FlashAttention: Fast and Memory-Efficient Exact Attention with IO-Awareness
🚀 What Problem Does It Solve?
In traditional attention mechanisms:
- Attention matrices like Q, K, and V are huge.
- GPU cores (CUDA cores) must fetch data from HBM (High Bandwidth Memory) repeatedly.
- Each access to HBM is slow and inefficient.
- Shared memory (SRAM) exists but is not optimally used.
This leads to frequent memory transfers, under-utilized cores, and slow inference time.
⚡ FlashAttention to the Rescue
FlashAttention solves this by:
- Dividing Q, K, V matrices into smaller blocks (e.g., 32x32).
- Copying each block from HBM to SRAM once (not repeatedly).
- Performing all computations inside SRAM, near the GPU cores.
- Writing results back to HBM only once per block.
This dramatically reduces memory access overhead and accelerates attention computations.
🔁 Inner Loop vs Outer Loop
Outer Loop
- Responsible for loading blocks of K/V from HBM to SRAM.
- Each iteration handles a large memory transfer.
- Runs infrequently but handles heavy data movement.
Inner Loop
- Executes on the data already in SRAM.
- Performs matrix multiplications (Q×Kᵀ), softmax, and QK×V.

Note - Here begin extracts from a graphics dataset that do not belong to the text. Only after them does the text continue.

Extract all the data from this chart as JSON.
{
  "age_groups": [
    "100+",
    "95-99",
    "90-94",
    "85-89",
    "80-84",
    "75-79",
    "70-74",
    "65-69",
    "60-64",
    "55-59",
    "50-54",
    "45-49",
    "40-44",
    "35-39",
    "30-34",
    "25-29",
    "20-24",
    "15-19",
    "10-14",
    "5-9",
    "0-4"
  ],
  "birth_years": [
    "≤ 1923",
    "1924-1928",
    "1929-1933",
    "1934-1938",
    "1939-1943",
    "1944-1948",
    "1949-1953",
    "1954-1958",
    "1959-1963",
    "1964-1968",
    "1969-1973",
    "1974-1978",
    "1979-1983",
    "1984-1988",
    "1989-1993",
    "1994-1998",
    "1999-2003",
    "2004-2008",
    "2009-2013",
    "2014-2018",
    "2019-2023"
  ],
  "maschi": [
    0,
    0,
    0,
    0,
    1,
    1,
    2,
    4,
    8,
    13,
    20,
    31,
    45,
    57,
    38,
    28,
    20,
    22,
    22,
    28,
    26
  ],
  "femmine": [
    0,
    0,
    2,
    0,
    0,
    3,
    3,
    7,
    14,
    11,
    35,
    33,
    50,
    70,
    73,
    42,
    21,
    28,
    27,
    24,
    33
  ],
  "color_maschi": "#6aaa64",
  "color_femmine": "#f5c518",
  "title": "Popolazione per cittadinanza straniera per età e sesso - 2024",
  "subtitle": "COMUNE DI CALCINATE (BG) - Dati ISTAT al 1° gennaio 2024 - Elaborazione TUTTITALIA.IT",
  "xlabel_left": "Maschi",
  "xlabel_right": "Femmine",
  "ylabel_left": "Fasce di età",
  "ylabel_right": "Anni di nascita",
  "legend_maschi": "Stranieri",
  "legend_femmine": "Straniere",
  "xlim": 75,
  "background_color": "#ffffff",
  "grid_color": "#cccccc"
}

- Runs frequently but operates on fast-access memory.
- Fast and efficient — no further HBM access needed.
🧠 Analogy: Kitchen Example
- HBM = Warehouse far away.
- SRAM = Workbench in your kitchen.
- Outer loop = You bring a tray of ingredients from warehouse to your kitchen.

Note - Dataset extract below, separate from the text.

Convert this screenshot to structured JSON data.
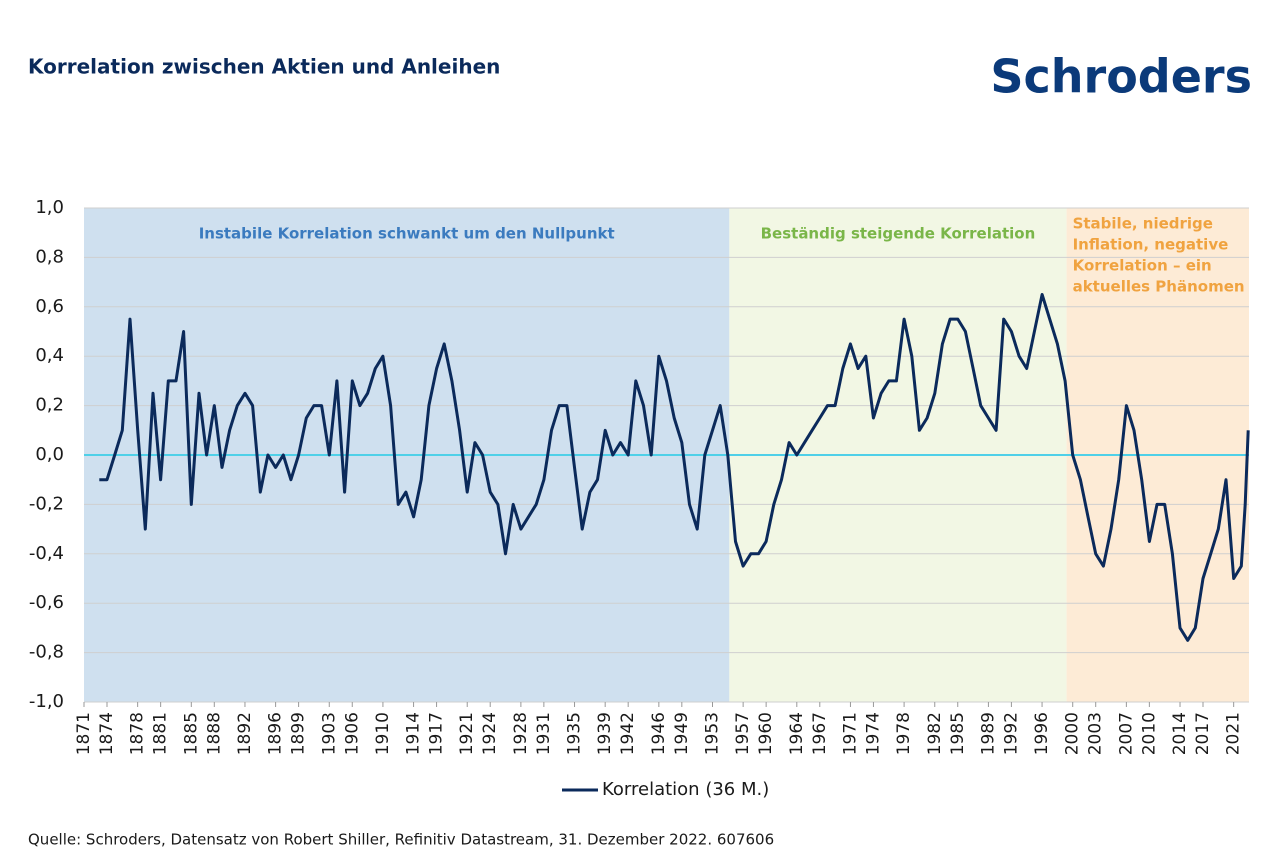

- Inner loop = You cook the full meal using what’s already on your workbench.
Traditional attention = you run back to the warehouse for every spoon of spice 😅
FlashAttention = bring the whole spice rack once, cook in peace! 👨🍳
✅ Summary
| Feature | Traditional Attention | FlashAttention |
|---|---|---|
| Memory Access | Frequent HBM access | One-time block transfer |
| SRAM Usage | Under-utilized | Fully utilized per block |
| Computation Location | Mix of HBM and registers | All in SRAM |
| Speed | Slower, memory bottleneck | Much faster, memory-efficient |
FlashAttention is a key breakthrough for making large models faster and more scalable — especially during inference.